KWWL's Ally Crutcher talked with an experienced Cedar Valley veterinarian about the pit bull debate. Because it's such a sensitive topic -- they don't want their practice named. The doctor said some pit bulls are bred to be aggressive toward other dogs, and that can translate to people. But also said, how they're raised has a big impact. A vet at Iowa State University, who researches animal behavior, agreed, and said it's all about how they're socialized.

"Any dog can be friendly, a pit bull included can be a friendly dog, if it's raised right," Brookman said.

Brookman said even after her attack, she doesn't want a pit bull ban in Waterloo.

"No. I have nothing against the breed. I have friends who have pit bulls and they're the friendliest dogs."

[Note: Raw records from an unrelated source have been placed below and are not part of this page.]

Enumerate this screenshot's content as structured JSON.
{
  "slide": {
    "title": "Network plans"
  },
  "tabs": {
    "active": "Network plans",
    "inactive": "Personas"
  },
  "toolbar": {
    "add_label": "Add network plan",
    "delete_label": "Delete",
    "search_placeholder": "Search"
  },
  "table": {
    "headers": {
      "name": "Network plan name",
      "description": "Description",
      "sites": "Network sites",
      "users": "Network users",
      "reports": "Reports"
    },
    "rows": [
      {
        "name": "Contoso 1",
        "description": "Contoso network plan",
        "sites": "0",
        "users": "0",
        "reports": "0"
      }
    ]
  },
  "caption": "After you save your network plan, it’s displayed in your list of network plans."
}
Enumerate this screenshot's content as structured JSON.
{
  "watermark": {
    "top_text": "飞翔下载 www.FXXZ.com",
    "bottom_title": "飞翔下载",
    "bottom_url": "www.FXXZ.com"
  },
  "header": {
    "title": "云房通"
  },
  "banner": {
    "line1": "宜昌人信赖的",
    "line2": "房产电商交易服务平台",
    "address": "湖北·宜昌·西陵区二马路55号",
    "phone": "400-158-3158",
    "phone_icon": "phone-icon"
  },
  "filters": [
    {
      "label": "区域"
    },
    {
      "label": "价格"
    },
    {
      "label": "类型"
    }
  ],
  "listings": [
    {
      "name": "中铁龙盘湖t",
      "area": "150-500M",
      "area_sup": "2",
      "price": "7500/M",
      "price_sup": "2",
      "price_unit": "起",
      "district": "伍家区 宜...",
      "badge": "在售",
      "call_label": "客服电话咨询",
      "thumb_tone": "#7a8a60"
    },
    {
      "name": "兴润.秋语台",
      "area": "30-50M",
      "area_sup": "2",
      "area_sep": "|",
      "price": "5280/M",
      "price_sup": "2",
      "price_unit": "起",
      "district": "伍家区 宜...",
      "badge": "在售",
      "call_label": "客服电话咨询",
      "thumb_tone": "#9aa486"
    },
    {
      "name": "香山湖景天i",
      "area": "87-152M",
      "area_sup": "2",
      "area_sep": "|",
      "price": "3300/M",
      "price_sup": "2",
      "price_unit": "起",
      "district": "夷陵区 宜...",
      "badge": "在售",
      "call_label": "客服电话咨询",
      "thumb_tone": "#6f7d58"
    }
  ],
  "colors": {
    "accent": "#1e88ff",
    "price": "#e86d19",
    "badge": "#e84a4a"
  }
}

However, Brookman does have a problem with some owners who choose to let their dogs run loose, and don't consider the consequences. The owner who attacked her faced a fine of $200, and the dogs were taken away by Animal Control. 

"Sure, you might fine this guy but who says he's gonna pay the fine? If he ain't got no money, how are you going to get money?" Brookman said.

She wants jail time as a consequence for dog owners in an attack.

"The law needs to be changed to it's jail time. I don't care. If someone wants to fight a dog, or be cruel to a dog, there needs to be a consequence at the end."

Teems explained how she believes some dog breeds are misunderstood. 

"I think people give breeds of dogs a bad name by taking them to fights... nine times out of ten, they're the sweetest things."

Teems and Brookman bring two very different perspectives; however, they agree on one point in particular. 

"If you judge a dog based on its breed, it's like judging a person on their color... it's about how you raise a dog." Teems said.

"If they're raised right, any dog is a good dog." Brookman said. 

While different perspectives and experiences exist involving pit bulls, some towns cite evidence as to why they choose to ban them.

For instance, Mayor Dave Fish of Belle Plaine said the city council inherited the ordinance from Benton County, which bans pit bulls. He said the town has had issues with the breed, and said a lot of evidence shows bites come from pit bulls. Mayor Fish also said, he hears and understands both sides of the pit bull argument; he said there is no good answer when it comes to the debate.